# April Tobacco of the Month



## Chris0673 (Aug 20, 2012)

Ok boys and girls! Get your gas masks out and fill up the potpourri jars! Escudo Navy Deluxe is this month's Tobacco of the Month!

Escudo Navy Deluxe - A combination of full bodied Virginia from North Carolina and Virginia blended with Perique from Louisiana are the cornerstones in Escudo. The blend is pressed and matured before it is spun and cut into coins. This process ensures the unique character of Escudo.


----------



## Chris0673 (Aug 20, 2012)

Well it would seem I have, yet again, made another rookie mistake.

While Escudo Navy Deluxe is still April's tobacco of the month, I seem to have momentarily had a brain cramp of some sort and confused it with Ennerdale. So don't blow your wad on a new gas mask or go crazy with the potpourri. Do go crazy with the Escudo. Go nuts. Have at it. Smoke to your heart's content. Just make sure you let us know how you liked, or didn't like, it.

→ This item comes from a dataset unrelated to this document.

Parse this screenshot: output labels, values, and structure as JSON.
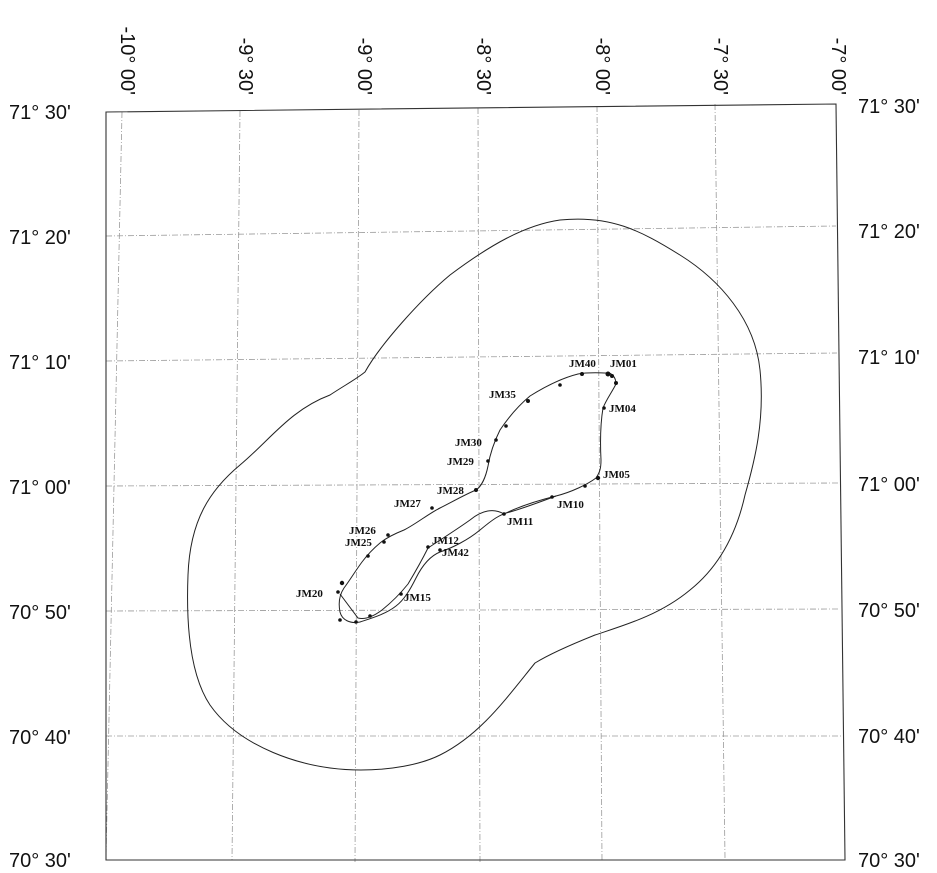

_I'm sure for this boneheaded mistake I'll wind up with the Horrible Pipe as penance._


----------



## Zeabed (Apr 23, 2009)

Escudo used to be my favorite VaPer up to 3-4 years ago when I decided to age some tins bought in 2009 and 2010 and just forgot about them in my cellar. Recently, I rediscovered a mason jar in my cellar, containing some of the oldest non-Murray (?) Escudo I had. The first revisiting smoke was underwhelming, accustomed as I've become in the interim to red and bright virginia VaPers. But subsequent smokes have reacclimated my palate and brought back the old feelings for this substantially complex flavor and peppery perique. It's still not an all-day smoke for me, Escudo is, but a unique and worthy alternative to the red and bright virginias that I now enjoy. The strands in this this short-aged coin flake just came apart easily and were easy to fill. They did not compact in the bowl and needed few relights thoroughout.


----------